At noon the Sun climbs high overhead and shines almost straight down, so your shadow squashes into a tiny puddle around your feet. Same you, same Sun — only the angle of the light changed through the day, and your shadow changed with it, growing long, then short, then long again. And because the Sun rises in the east and sets in the west, your shadow also swings slowly round from one side to the other as the hours pass.

Long before anyone had a watch, people learned to read the time straight off a shadow. A sundial is just a stick standing up in the middle of a flat plate marked with hour lines. As the Sun crosses the sky, the stick's shadow sweeps slowly round the plate like the hand of a clock. In the morning the shadow points one way; by the afternoon it has swung round to point another. You simply read off the hour line the shadow is resting on.

It costs nothing, has no battery and never breaks — but of course it only tells the time when the Sun is out. On a cloudy day, or at night, the shadow vanishes and the clock stops. People used sundials for thousands of years, and you can still find them in old gardens today.

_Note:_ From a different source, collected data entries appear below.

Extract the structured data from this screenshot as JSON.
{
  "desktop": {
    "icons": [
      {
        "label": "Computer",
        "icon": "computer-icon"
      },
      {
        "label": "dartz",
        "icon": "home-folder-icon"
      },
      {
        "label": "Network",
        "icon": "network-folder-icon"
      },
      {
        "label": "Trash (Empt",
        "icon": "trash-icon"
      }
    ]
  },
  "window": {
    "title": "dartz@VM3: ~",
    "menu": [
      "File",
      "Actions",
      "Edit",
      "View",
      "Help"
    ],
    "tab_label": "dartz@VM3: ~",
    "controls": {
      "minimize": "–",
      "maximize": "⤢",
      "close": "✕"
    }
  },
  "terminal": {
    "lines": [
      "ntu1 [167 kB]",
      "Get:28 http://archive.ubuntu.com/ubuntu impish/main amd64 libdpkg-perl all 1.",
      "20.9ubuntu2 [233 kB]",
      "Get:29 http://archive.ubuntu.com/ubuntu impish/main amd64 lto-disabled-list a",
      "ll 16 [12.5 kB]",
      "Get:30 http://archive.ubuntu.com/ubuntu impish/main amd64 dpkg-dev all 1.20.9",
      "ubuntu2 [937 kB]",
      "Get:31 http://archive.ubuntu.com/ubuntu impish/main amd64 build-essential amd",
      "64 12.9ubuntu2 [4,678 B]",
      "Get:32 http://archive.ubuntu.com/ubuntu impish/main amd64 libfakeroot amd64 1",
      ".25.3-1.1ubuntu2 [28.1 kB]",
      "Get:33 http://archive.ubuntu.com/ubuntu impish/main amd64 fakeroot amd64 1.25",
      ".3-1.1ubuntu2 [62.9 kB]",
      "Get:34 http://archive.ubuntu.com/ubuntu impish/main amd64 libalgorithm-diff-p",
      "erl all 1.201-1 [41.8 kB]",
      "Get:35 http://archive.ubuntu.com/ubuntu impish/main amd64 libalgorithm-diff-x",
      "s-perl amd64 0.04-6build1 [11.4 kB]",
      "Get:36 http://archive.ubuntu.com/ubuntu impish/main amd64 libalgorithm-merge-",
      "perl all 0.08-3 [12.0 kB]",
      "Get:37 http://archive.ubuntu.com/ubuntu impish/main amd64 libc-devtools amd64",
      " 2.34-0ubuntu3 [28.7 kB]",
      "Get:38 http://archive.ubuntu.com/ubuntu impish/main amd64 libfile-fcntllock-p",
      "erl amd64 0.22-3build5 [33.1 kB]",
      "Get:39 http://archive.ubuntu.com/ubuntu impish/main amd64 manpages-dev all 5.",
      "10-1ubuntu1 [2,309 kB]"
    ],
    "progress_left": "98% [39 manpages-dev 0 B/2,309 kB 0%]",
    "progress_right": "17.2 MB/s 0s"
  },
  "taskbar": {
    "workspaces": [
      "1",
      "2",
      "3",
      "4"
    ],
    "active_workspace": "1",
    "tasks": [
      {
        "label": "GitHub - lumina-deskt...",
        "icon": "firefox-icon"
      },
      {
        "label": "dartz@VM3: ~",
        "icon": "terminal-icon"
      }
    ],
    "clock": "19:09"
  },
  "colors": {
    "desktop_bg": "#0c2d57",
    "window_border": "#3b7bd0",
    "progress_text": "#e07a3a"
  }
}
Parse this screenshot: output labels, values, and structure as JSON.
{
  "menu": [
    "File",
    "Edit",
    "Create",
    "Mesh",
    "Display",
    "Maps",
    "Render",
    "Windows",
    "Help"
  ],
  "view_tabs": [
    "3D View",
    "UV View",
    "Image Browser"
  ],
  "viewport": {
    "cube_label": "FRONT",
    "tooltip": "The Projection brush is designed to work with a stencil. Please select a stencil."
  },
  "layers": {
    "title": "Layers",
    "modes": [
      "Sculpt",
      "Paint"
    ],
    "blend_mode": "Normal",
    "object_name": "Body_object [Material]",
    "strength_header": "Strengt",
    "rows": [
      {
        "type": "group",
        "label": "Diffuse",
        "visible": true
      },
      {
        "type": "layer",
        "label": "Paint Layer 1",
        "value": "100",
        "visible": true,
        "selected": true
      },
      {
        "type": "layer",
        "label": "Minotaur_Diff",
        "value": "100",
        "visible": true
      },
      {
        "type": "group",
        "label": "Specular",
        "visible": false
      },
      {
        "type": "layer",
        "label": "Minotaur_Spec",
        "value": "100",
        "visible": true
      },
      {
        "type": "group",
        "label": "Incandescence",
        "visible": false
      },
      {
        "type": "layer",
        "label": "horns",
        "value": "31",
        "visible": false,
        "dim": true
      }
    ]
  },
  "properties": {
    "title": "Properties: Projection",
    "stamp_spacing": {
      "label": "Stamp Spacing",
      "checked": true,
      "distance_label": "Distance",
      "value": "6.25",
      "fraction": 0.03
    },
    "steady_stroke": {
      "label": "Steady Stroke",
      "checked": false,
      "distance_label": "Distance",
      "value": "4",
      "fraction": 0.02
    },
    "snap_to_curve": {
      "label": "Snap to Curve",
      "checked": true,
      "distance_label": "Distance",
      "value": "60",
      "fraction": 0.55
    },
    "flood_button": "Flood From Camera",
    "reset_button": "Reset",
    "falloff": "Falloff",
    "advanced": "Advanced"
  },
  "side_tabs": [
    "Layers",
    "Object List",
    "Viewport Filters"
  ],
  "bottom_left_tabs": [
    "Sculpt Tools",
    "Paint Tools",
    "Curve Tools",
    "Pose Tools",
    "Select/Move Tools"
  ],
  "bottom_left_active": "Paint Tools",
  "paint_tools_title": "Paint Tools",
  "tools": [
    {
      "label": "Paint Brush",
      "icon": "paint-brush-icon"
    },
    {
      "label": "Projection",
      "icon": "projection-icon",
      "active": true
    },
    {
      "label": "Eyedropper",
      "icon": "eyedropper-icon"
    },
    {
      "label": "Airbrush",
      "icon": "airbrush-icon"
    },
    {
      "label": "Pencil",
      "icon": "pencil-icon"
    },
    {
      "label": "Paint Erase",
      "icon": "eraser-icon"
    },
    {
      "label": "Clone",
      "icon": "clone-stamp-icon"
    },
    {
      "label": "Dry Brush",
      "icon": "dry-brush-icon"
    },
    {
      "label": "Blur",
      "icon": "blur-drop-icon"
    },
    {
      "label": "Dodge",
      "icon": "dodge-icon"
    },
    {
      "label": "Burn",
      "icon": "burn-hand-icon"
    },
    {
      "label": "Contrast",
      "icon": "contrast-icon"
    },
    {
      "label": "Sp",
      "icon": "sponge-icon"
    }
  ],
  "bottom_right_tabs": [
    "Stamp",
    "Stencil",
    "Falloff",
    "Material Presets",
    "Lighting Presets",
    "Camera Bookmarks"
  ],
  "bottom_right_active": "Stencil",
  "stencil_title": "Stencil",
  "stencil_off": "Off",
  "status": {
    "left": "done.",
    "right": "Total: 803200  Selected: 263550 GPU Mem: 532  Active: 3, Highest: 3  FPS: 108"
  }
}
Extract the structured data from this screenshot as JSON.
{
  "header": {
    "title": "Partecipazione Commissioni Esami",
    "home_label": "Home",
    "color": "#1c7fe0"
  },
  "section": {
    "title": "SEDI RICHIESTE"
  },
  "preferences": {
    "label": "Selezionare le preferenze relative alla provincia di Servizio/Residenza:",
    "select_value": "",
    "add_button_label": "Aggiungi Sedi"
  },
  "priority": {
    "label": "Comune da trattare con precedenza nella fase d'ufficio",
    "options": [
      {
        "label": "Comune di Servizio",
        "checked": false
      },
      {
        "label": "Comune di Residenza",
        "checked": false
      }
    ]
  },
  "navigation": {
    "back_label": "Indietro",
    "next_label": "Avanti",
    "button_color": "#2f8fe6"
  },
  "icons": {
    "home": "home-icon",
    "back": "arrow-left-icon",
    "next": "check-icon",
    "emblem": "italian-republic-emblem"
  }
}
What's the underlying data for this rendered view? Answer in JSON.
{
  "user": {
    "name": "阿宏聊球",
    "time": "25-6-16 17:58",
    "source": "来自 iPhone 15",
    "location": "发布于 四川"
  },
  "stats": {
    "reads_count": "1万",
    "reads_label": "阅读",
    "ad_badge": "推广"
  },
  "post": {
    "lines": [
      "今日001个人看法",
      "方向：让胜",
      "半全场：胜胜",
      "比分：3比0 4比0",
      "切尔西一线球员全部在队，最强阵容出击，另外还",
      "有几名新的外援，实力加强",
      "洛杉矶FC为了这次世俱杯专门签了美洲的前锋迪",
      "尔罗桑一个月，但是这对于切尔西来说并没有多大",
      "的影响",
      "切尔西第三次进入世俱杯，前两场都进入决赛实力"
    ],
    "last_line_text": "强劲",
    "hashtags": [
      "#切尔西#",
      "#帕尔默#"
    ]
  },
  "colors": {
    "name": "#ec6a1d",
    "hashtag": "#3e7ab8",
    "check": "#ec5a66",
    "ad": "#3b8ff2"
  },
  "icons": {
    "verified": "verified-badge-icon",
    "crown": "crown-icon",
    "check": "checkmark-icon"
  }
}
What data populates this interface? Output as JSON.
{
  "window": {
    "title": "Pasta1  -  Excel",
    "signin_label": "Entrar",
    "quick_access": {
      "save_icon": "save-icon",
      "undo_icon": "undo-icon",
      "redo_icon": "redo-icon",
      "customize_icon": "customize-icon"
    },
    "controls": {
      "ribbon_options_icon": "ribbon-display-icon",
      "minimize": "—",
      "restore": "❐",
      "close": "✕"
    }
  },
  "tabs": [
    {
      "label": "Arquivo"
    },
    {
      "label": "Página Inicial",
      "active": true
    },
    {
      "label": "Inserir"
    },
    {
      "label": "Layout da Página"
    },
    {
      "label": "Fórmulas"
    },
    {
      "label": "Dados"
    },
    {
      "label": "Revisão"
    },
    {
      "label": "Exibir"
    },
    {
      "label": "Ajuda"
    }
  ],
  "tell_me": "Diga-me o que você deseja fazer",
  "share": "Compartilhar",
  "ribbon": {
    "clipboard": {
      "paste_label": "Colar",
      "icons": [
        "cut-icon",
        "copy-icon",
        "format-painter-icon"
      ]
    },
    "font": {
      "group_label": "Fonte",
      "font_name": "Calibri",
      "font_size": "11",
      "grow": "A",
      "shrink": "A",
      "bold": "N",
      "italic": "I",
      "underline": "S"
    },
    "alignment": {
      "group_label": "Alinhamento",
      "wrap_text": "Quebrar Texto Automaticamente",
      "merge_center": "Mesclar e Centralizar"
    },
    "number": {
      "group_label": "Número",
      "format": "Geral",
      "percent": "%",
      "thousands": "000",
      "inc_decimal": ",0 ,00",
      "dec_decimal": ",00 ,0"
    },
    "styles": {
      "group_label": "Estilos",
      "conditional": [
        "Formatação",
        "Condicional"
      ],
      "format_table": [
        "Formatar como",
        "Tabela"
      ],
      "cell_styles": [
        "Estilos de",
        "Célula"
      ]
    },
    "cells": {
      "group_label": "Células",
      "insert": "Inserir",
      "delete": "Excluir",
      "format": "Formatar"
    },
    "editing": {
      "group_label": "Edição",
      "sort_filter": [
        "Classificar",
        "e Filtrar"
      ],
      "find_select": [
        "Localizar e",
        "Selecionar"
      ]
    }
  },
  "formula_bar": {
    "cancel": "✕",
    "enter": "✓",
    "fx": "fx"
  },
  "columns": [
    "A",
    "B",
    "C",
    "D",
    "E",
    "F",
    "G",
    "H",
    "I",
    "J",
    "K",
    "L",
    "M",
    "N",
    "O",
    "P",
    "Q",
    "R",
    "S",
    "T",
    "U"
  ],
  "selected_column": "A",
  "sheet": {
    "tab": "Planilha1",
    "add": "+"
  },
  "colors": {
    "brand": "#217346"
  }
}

Shadows are not only a thing on the ground — they stretch out through space too. Our Moon is a big opaque ball, and now and then it slides directly between the Earth and the Sun. When it does, it blocks the sunlight and casts a real shadow — a cone of darkness — that races across the surface of the Earth. If you are standing in that shadow, the sky goes dark in the middle of the day and the Sun seems to switch off for a few minutes. That is a solar eclipse.

It is exactly the same idea as the lamp and the ball in the box above — an opaque object blocking a light and leaving a dark shape behind it — just done on an enormous scale, with the Sun as the lamp, the Moon as the object, and the whole Earth as the wall.